The death toll in the bomb attacks on four Madrid commuter trains has reached 200, and more than 260 of the 1400 people injured remain in the hospital, many in critical condition. The government suspects the Basque separatist group, ETA, carried out the attacks, but it is not ruling out a link with al-Qaida.
Interior Minister Angel Acebes said Saturday the ETA Basque terrorist group was still the prime suspect. While he did not rule out a possible al-Qaida collaboration or responsibility, he said two main sources of evidence are being closely examined.
One is a stolen white van abandoned near the train station of Alcala de Henares, where the four commuter trains left for Madrid's Atocha station. The other lead is a sports bag containing an unexploded bomb found aboard one of the trains.

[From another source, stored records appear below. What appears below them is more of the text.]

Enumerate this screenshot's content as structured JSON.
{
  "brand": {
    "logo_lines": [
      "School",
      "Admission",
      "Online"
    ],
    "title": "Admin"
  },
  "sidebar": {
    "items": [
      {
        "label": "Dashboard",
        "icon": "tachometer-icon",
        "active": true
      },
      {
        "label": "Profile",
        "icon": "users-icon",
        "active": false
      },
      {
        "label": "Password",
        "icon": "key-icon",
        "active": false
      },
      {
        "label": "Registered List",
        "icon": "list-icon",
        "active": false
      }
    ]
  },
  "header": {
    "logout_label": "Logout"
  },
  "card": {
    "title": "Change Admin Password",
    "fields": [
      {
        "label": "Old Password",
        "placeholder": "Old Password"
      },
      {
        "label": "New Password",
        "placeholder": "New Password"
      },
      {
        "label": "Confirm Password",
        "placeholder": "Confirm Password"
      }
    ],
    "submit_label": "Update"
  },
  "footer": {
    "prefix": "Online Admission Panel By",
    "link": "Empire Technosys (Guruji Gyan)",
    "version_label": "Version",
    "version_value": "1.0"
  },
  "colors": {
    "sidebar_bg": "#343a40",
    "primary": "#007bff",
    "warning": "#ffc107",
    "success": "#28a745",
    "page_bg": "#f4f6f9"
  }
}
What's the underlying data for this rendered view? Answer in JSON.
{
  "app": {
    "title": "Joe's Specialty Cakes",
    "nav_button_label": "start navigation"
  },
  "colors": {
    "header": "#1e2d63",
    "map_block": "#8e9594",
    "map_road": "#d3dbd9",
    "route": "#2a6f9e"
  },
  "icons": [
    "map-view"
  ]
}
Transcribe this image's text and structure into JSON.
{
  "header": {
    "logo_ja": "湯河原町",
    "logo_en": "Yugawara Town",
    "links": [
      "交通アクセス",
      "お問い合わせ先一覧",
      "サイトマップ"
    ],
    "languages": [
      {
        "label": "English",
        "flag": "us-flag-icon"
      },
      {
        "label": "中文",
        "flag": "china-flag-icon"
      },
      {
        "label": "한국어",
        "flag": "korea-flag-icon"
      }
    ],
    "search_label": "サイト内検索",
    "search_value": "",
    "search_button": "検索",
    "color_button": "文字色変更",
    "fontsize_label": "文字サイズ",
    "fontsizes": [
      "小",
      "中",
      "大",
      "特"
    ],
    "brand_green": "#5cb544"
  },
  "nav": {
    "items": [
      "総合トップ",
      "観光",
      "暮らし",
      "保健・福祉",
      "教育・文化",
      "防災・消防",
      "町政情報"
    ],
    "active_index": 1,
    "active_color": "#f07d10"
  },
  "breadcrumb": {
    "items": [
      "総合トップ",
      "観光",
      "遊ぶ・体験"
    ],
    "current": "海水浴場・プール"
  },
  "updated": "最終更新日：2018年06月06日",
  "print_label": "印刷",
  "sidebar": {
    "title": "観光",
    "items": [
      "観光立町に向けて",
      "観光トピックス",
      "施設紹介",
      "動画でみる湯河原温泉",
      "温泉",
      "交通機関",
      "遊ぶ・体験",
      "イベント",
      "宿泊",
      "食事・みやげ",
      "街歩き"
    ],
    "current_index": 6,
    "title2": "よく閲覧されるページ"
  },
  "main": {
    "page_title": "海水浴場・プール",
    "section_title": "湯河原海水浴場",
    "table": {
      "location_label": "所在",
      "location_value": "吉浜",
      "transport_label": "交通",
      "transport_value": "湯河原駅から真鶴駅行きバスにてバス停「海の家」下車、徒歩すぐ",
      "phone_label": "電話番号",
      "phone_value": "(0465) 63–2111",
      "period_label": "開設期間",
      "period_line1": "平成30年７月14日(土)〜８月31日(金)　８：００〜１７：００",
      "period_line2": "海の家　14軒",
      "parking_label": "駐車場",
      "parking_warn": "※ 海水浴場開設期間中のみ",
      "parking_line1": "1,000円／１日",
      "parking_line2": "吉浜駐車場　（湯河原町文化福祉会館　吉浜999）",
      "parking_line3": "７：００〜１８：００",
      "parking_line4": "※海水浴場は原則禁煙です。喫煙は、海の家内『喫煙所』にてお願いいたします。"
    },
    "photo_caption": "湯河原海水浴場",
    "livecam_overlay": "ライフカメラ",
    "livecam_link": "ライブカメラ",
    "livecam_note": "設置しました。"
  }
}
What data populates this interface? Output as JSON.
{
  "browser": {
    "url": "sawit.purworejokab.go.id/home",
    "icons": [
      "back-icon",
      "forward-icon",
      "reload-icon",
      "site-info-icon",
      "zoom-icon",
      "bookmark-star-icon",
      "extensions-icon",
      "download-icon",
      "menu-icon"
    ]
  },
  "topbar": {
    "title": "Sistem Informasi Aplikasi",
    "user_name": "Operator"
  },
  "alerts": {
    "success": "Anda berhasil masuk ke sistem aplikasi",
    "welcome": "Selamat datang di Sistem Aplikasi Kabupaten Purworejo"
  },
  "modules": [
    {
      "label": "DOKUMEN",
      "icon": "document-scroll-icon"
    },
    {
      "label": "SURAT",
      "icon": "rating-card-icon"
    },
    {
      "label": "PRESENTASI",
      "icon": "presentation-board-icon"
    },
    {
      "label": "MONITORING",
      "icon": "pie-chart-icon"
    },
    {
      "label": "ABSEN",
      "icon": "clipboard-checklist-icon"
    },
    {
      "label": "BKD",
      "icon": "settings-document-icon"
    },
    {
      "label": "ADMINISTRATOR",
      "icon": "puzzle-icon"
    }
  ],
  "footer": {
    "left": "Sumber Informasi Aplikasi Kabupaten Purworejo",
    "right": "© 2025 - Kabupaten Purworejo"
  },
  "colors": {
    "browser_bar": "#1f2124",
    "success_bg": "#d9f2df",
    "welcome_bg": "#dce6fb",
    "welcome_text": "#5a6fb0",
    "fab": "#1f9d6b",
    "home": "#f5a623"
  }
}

However, a Madrid radio report quoted an unidentified intelligence source as saying evidence collected so far indicates the bombings were probably carried out by Islamic radicals.
Mr. Acebes said a witness saw three men wearing ski masks emerge from the van and move to the train station with bundles. Security cameras in the station are being closely scrutinized to determine their identities. The van contained clothing, detonators like those used in the bombs placed in the trains, and an audio tape in Arabic with verses from the Koran.
The bag found on the train contained explosives with a detonator, shrapnel and a mobile phone timed to set the bomb off.
Mr. Acebes said there was no evidence of a suicide bombing. He also denied allegations from opposition Socialist and United left leaders that the government was withholding information.
Who is responsible for the terrorist attacks is of considerable importance in Sunday's general election. If the public believes ETA carried out the attacks, it would strengthen support for the ruling Popular Party, which has severely curtailed the activities of the terrorist organization. But if al-Qaida is responsible, voters could castigate the Popular Party for supporting U.S. operations in Iraq, which are highly unpopular in Spain.
The last published opinion polls give the governing Popular Party a scant four to six point margin, indicating it could lose its absolute majority in parliament.